Euro exclusion costs UK €16bn annually

Britain is missing out on £12bn (€16bn) in trade each year because of its decision not to join the euro, according to a report published by single currency campaigners Britain in Europe today.

Britain is missing out on £12bn (€16bn) in trade each year because of its decision not to join the euro, according to a report published by single currency campaigners Britain in Europe today.

And the figure is rising every year the UK stays out, the report warned.

With exactly a week to go until the British government announces whether it will call a referendum on the single currency, 10 former trade ministers wrote to the Cabinet to highlight the study’s findings and warn that saying “no” to the euro would harm Britain’s exporters for years to come.

In the letter, former Labour and Conservative ministers – including Leon Brittan, Michael Heseltine, Peter Mandelson and Peter Walker – warn that “Britain’s prosperity is at stake” when the Cabinet makes its judgment on the euro later this week.

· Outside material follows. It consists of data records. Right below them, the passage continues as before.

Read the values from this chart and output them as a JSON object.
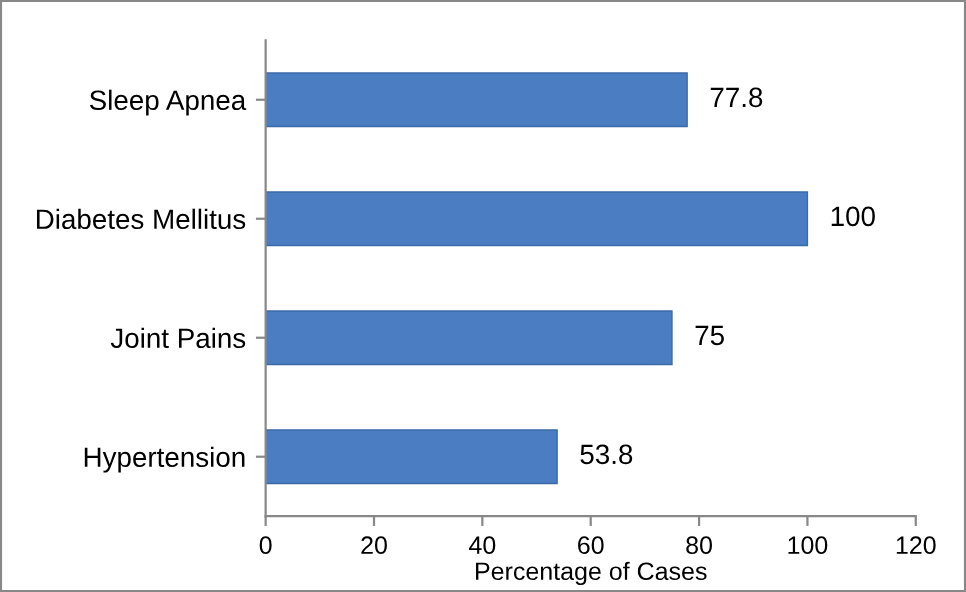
{
  "chart_data": {
    "type": "bar",
    "orientation": "horizontal",
    "xlabel": "Percentage of Cases",
    "categories": [
      "Sleep Apnea",
      "Diabetes Mellitus",
      "Joint Pains",
      "Hypertension"
    ],
    "values": [
      77.8,
      100,
      75,
      53.8
    ],
    "color": "#4a7dc2",
    "xlim": [
      0,
      120
    ],
    "xticks": [
      0,
      20,
      40,
      60,
      80,
      100,
      120
    ],
    "grid": false,
    "data_labels": true
  }
}
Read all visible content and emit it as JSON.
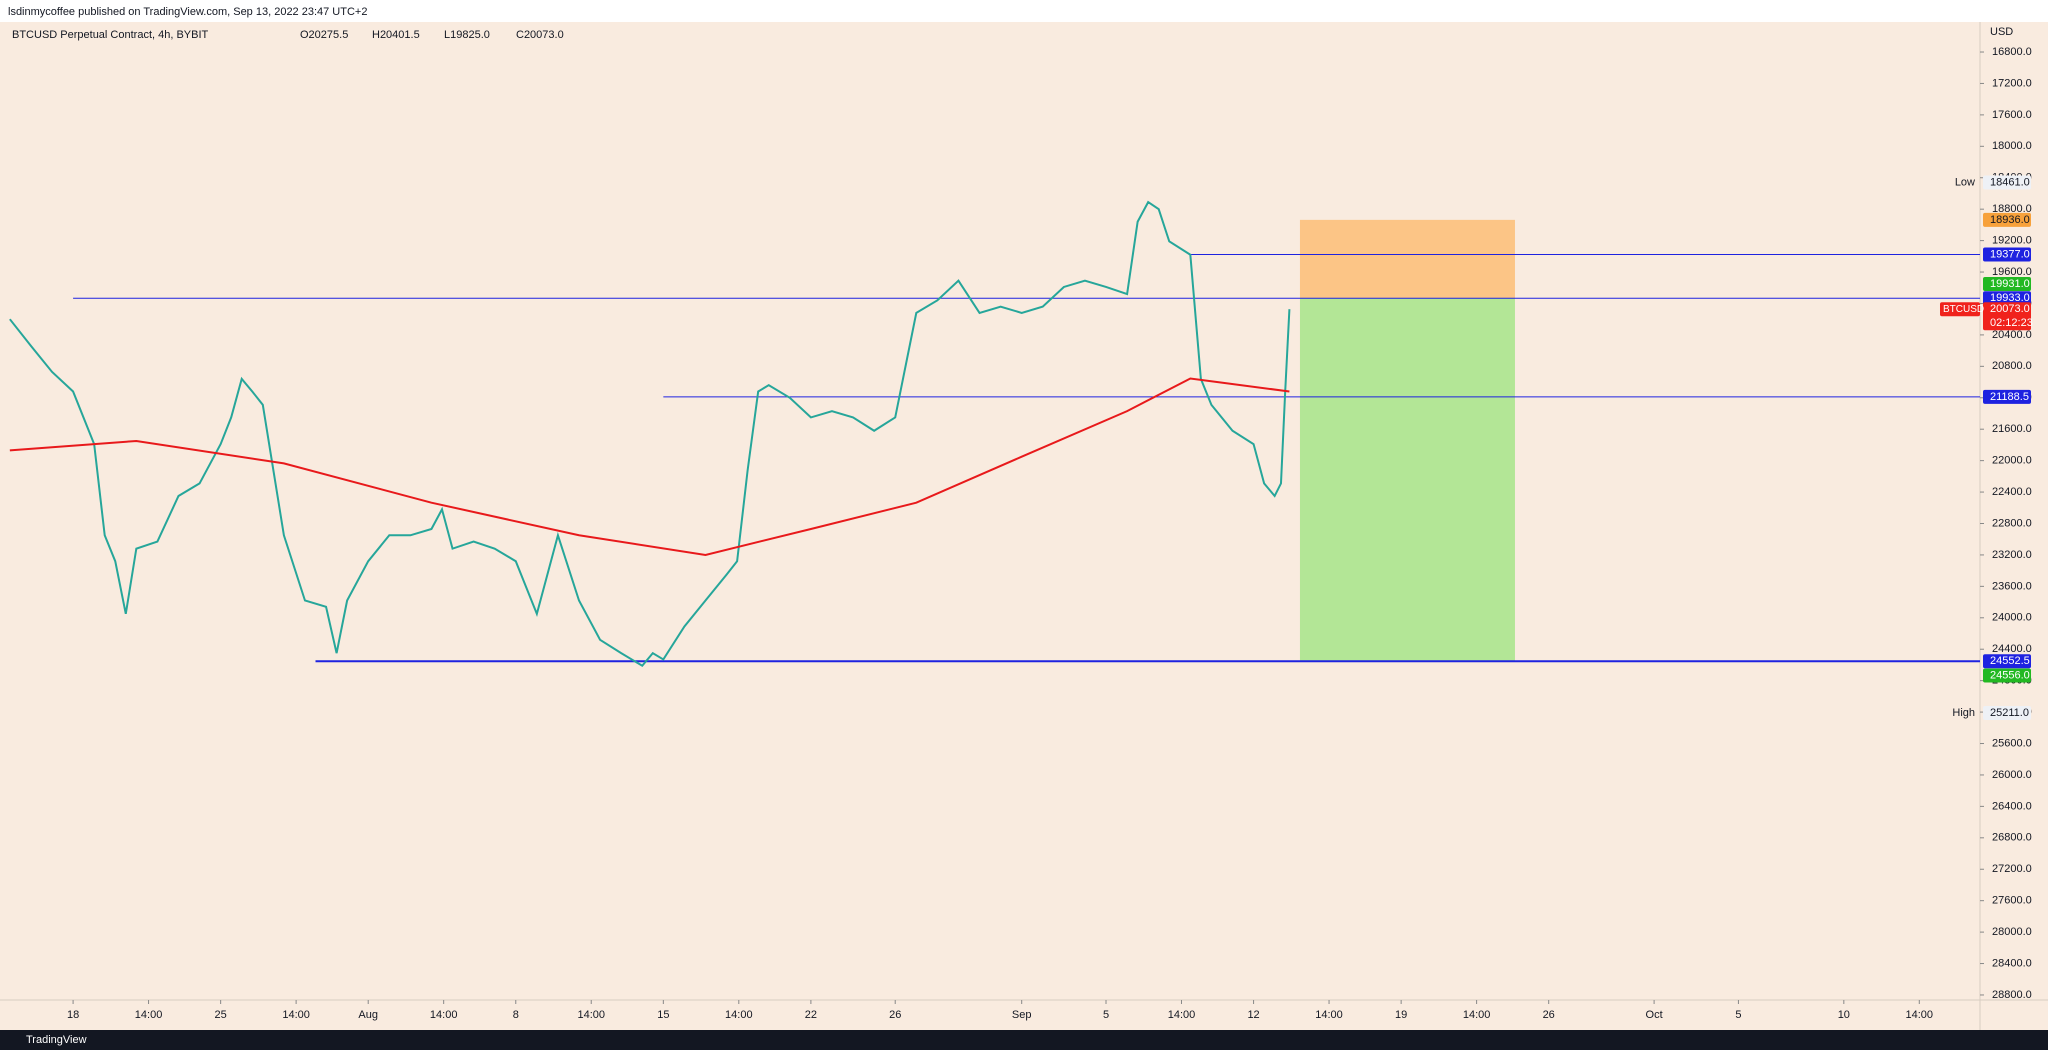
{
  "header": "lsdinmycoffee published on TradingView.com, Sep 13, 2022 23:47 UTC+2",
  "footer": "TradingView",
  "chart_data": {
    "type": "line",
    "title": "BTCUSD Perpetual Contract, 4h, BYBIT",
    "ohlc": [
      "O20275.5",
      "H20401.5",
      "L19825.0",
      "C20073.0"
    ],
    "axis_unit": "USD",
    "y_inverted": true,
    "xlim": [
      -3.04,
      90.46
    ],
    "ylim": [
      16418,
      28864
    ],
    "xticks": [
      {
        "value": 0,
        "label": "18"
      },
      {
        "value": 3.58,
        "label": "14:00"
      },
      {
        "value": 7,
        "label": "25"
      },
      {
        "value": 10.58,
        "label": "14:00"
      },
      {
        "value": 14,
        "label": "Aug"
      },
      {
        "value": 17.58,
        "label": "14:00"
      },
      {
        "value": 21,
        "label": "8"
      },
      {
        "value": 24.58,
        "label": "14:00"
      },
      {
        "value": 28,
        "label": "15"
      },
      {
        "value": 31.58,
        "label": "14:00"
      },
      {
        "value": 35,
        "label": "22"
      },
      {
        "value": 39,
        "label": "26"
      },
      {
        "value": 45,
        "label": "Sep"
      },
      {
        "value": 49,
        "label": "5"
      },
      {
        "value": 52.58,
        "label": "14:00"
      },
      {
        "value": 56,
        "label": "12"
      },
      {
        "value": 59.58,
        "label": "14:00"
      },
      {
        "value": 63,
        "label": "19"
      },
      {
        "value": 66.58,
        "label": "14:00"
      },
      {
        "value": 70,
        "label": "26"
      },
      {
        "value": 75,
        "label": "Oct"
      },
      {
        "value": 79,
        "label": "5"
      },
      {
        "value": 84,
        "label": "10"
      },
      {
        "value": 87.58,
        "label": "14:00"
      }
    ],
    "yticks": [
      {
        "value": 16800,
        "label": "16800.0"
      },
      {
        "value": 17200,
        "label": "17200.0"
      },
      {
        "value": 17600,
        "label": "17600.0"
      },
      {
        "value": 18000,
        "label": "18000.0"
      },
      {
        "value": 18400,
        "label": "18400.0"
      },
      {
        "value": 18800,
        "label": "18800.0"
      },
      {
        "value": 19200,
        "label": "19200.0"
      },
      {
        "value": 19600,
        "label": "19600.0"
      },
      {
        "value": 20000,
        "label": "20000.0"
      },
      {
        "value": 20400,
        "label": "20400.0"
      },
      {
        "value": 20800,
        "label": "20800.0"
      },
      {
        "value": 21200,
        "label": "21200.0"
      },
      {
        "value": 21600,
        "label": "21600.0"
      },
      {
        "value": 22000,
        "label": "22000.0"
      },
      {
        "value": 22400,
        "label": "22400.0"
      },
      {
        "value": 22800,
        "label": "22800.0"
      },
      {
        "value": 23200,
        "label": "23200.0"
      },
      {
        "value": 23600,
        "label": "23600.0"
      },
      {
        "value": 24000,
        "label": "24000.0"
      },
      {
        "value": 24400,
        "label": "24400.0"
      },
      {
        "value": 24800,
        "label": "24800.0"
      },
      {
        "value": 25200,
        "label": "25200.0"
      },
      {
        "value": 25600,
        "label": "25600.0"
      },
      {
        "value": 26000,
        "label": "26000.0"
      },
      {
        "value": 26400,
        "label": "26400.0"
      },
      {
        "value": 26800,
        "label": "26800.0"
      },
      {
        "value": 27200,
        "label": "27200.0"
      },
      {
        "value": 27600,
        "label": "27600.0"
      },
      {
        "value": 28000,
        "label": "28000.0"
      },
      {
        "value": 28400,
        "label": "28400.0"
      },
      {
        "value": 28800,
        "label": "28800.0"
      }
    ],
    "grid": false,
    "series": [
      {
        "name": "BTCUSD",
        "color": "#26a69a",
        "x": [
          -3,
          -2,
          -1,
          0,
          1,
          1.5,
          2,
          2.5,
          3,
          4,
          5,
          6,
          7,
          7.5,
          8,
          8.5,
          9,
          9.5,
          10,
          11,
          12,
          12.5,
          13,
          14,
          15,
          16,
          17,
          17.5,
          18,
          19,
          20,
          21,
          22,
          23,
          24,
          25,
          26,
          27,
          27.5,
          28,
          29,
          30,
          31,
          31.5,
          32,
          32.5,
          33,
          34,
          35,
          36,
          37,
          38,
          39,
          40,
          41,
          42,
          43,
          44,
          45,
          46,
          47,
          48,
          49,
          50,
          50.5,
          51,
          51.5,
          52,
          53,
          53.5,
          54,
          55,
          56,
          56.5,
          57,
          57.3,
          57.5,
          57.7
        ],
        "values": [
          20200,
          20540,
          20870,
          21120,
          21790,
          22950,
          23280,
          23950,
          23120,
          23030,
          22450,
          22290,
          21790,
          21450,
          20960,
          21120,
          21290,
          22120,
          22950,
          23780,
          23860,
          24450,
          23780,
          23280,
          22950,
          22950,
          22870,
          22620,
          23120,
          23030,
          23120,
          23280,
          23950,
          22950,
          23780,
          24280,
          24450,
          24610,
          24450,
          24530,
          24110,
          23780,
          23450,
          23280,
          22120,
          21120,
          21040,
          21200,
          21450,
          21370,
          21450,
          21620,
          21450,
          20120,
          19960,
          19710,
          20120,
          20040,
          20120,
          20040,
          19790,
          19710,
          19790,
          19880,
          18960,
          18710,
          18800,
          19210,
          19380,
          20960,
          21290,
          21620,
          21790,
          22290,
          22450,
          22290,
          21120,
          20073
        ]
      },
      {
        "color": "#e8191b",
        "x": [
          -3,
          3,
          10,
          17,
          24,
          30,
          35,
          40,
          45,
          50,
          53,
          57.7
        ],
        "values": [
          21870,
          21750,
          22035,
          22535,
          22950,
          23200,
          22870,
          22535,
          21950,
          21370,
          20955,
          21120
        ]
      }
    ],
    "levels": [
      {
        "value": 19377,
        "label": "19377.0",
        "color": "#1e22e0"
      },
      {
        "value": 19933,
        "label": "19933.0",
        "color": "#1e22e0"
      },
      {
        "value": 21188.5,
        "label": "21188.5",
        "color": "#1e22e0"
      },
      {
        "value": 24552.5,
        "label": "24552.5",
        "color": "#1e22e0"
      }
    ],
    "position": {
      "x": [
        58.2,
        68.4
      ],
      "stop": {
        "value": 18936,
        "label": "18936.0",
        "color": "#f7a13b"
      },
      "entry": {
        "value": 19931,
        "label": "19931.0",
        "color": "#22b822"
      },
      "target": {
        "value": 24556,
        "label": "24556.0",
        "color": "#22b822"
      }
    },
    "extremes": [
      {
        "text": "Low",
        "value": 18461,
        "label": "18461.0"
      },
      {
        "text": "High",
        "value": 25211,
        "label": "25211.0"
      }
    ],
    "last": {
      "name": "BTCUSD",
      "value": 20073,
      "label": "20073.0",
      "countdown": "02:12:23",
      "color": "#f0221c"
    }
  }
}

Today’s study, written by economists Alejandro Micco, Ernesto Stein and Guillermo Ordoñez of the Inter-American Development Bank, found that the 12 eurozone countries enjoyed a boost in trade not only with one another but also with non-euro states in the first two years of European Monetary Union between 1999 and 2001.

“We estimate that, had the UK joined EMU in 1999, its total trade each year would have increased by around 7%,” they concluded.

“This increase in trade is statistically significant, economically important, and probably would have represented an improvement in welfare for the UK.”